The management of spinal fractures in AS is controversial, with good results reported from operative and non-operative means. The current trend with cervical fractures seems to favour fixation, be it anterior, posterior or combined, with collars or halo-vests for aftercare[14, 24, 25]. Local expertise and familiarity will probably dictate the outcome. However, the treatment of pseudoarthrosis is generally agreed to be surgical [9, 14], as the instability that is generated needs to be addressed. A longer fixation is generally desired on these osteoporotic bones, as mobility is not a key consideration.
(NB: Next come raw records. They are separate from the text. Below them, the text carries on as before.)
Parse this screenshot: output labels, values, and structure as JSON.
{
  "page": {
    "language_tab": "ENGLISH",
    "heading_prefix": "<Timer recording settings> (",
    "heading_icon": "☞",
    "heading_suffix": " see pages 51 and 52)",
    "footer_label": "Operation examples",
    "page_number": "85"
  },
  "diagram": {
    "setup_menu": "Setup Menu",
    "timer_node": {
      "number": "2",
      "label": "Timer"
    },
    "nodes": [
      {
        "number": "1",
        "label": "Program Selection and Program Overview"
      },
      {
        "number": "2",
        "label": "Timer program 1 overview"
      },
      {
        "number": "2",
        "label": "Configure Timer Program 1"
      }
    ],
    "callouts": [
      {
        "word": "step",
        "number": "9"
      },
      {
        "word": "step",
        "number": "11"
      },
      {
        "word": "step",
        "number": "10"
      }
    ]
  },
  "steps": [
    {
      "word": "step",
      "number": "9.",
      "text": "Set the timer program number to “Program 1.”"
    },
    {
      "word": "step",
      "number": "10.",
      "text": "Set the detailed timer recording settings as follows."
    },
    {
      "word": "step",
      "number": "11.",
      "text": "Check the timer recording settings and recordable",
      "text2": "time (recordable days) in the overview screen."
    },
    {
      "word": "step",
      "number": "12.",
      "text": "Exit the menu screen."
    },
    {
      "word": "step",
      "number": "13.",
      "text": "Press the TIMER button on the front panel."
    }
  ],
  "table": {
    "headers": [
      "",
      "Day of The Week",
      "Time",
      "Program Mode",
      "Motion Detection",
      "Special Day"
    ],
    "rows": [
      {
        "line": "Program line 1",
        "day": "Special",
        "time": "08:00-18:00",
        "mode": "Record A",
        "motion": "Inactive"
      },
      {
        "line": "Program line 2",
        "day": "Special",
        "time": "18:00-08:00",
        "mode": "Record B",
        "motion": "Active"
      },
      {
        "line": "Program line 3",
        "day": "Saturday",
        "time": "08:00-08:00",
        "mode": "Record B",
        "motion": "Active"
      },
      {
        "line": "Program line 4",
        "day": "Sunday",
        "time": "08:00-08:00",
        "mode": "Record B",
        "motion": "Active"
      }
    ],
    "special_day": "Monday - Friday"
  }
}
Anterior cervical fusion with screw-plate fixation, although originally a treatment for degenerative disc disease, has now been well-proven in the treatment of fractures. The need for additional posterior stabilisation is debatable. The anterior technique provides a greater surface area for bony fusion and is also considered safer when transferring patients with cervical fractures. Several clinical series have reported excellent results from anterior plating alone after cervical fractures [1, 13]. The stability achieved is so good that even distraction-flexion injuries [15] or rotationally unstable fractures [18] have also been treated in this way.
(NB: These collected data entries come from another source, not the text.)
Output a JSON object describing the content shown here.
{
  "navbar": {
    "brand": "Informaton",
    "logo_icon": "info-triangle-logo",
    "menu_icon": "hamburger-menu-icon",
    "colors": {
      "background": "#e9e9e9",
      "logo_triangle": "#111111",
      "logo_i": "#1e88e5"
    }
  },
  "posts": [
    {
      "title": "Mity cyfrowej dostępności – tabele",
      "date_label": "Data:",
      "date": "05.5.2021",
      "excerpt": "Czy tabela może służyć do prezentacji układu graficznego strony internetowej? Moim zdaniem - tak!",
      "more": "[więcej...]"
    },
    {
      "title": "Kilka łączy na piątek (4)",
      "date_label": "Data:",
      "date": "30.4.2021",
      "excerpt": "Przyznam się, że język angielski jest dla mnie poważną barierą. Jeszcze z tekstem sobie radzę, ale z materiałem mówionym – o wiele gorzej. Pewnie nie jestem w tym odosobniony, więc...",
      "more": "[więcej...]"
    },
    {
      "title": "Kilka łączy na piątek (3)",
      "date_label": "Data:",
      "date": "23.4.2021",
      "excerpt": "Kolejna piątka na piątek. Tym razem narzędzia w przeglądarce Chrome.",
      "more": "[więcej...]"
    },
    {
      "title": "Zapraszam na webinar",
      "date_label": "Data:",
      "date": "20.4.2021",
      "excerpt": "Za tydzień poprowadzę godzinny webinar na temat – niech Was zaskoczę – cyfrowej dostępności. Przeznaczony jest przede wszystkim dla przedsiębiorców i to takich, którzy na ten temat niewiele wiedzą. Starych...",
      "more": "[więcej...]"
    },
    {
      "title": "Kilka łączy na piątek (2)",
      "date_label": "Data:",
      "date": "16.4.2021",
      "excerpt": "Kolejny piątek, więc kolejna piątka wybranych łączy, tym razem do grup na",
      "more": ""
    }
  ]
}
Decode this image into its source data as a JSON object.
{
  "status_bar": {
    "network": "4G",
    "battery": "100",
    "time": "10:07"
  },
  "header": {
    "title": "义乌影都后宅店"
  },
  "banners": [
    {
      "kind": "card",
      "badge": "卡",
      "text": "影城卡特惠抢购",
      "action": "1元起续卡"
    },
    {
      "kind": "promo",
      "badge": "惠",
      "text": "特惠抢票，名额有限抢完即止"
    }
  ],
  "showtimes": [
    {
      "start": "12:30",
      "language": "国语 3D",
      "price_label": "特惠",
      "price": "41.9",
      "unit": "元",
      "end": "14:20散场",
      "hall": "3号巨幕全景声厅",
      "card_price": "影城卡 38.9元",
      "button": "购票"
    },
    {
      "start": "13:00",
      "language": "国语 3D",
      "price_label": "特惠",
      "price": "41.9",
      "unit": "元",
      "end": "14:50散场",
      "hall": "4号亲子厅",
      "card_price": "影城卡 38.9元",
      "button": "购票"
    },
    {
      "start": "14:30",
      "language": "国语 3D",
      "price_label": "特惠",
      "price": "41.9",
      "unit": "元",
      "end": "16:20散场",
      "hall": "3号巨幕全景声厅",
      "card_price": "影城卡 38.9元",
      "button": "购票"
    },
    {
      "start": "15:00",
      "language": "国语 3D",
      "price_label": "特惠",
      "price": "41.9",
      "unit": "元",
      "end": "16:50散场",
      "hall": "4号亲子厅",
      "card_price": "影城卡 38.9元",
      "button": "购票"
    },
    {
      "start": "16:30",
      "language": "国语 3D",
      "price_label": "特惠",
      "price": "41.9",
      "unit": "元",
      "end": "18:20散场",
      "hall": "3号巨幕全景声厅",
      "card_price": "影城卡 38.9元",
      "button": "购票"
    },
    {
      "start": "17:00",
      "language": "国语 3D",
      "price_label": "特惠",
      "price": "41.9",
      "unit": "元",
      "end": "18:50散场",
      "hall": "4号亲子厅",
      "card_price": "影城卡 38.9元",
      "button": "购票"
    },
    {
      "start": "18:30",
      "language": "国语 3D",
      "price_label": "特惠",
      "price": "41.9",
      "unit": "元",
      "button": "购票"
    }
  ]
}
It must be appreciated that the overall management of patients with fixed cervical kyphosis is different from that of normal patients having undergone blunt trauma. The usual “safe practice” of holding the neck in extension may worsen the presenting condition. A patient’s neurological condition may be made worse by extension of the neck, as the spinal cord may be compromised by the angle that is formed between the upper and lower rigid bony segments of the cervical spine. The development of paraesthesia [22] and death [20] are reported. Damage to the spinal cord with extension of the neck has also resulted from stabilising the cervical spine in those with rheumatoid arthritis [17] and also in children [8].

This case illustrates three learning points:

  1. Any injury in AS allowing greater movement (even if seemingly desirable) is to be taken seriously, for it probably represents spinal fracture and needs to be investigated and treated as such.

  2. The initial immobilisation and nursing needs to be done with the neck in the normal, flexed position, with consideration for the spinal cord and any swelling that might develop.

  3. A gradual extension of the neck over time can obtain an improved position for the head, which can then be maintained with surgical fixation of the fracture.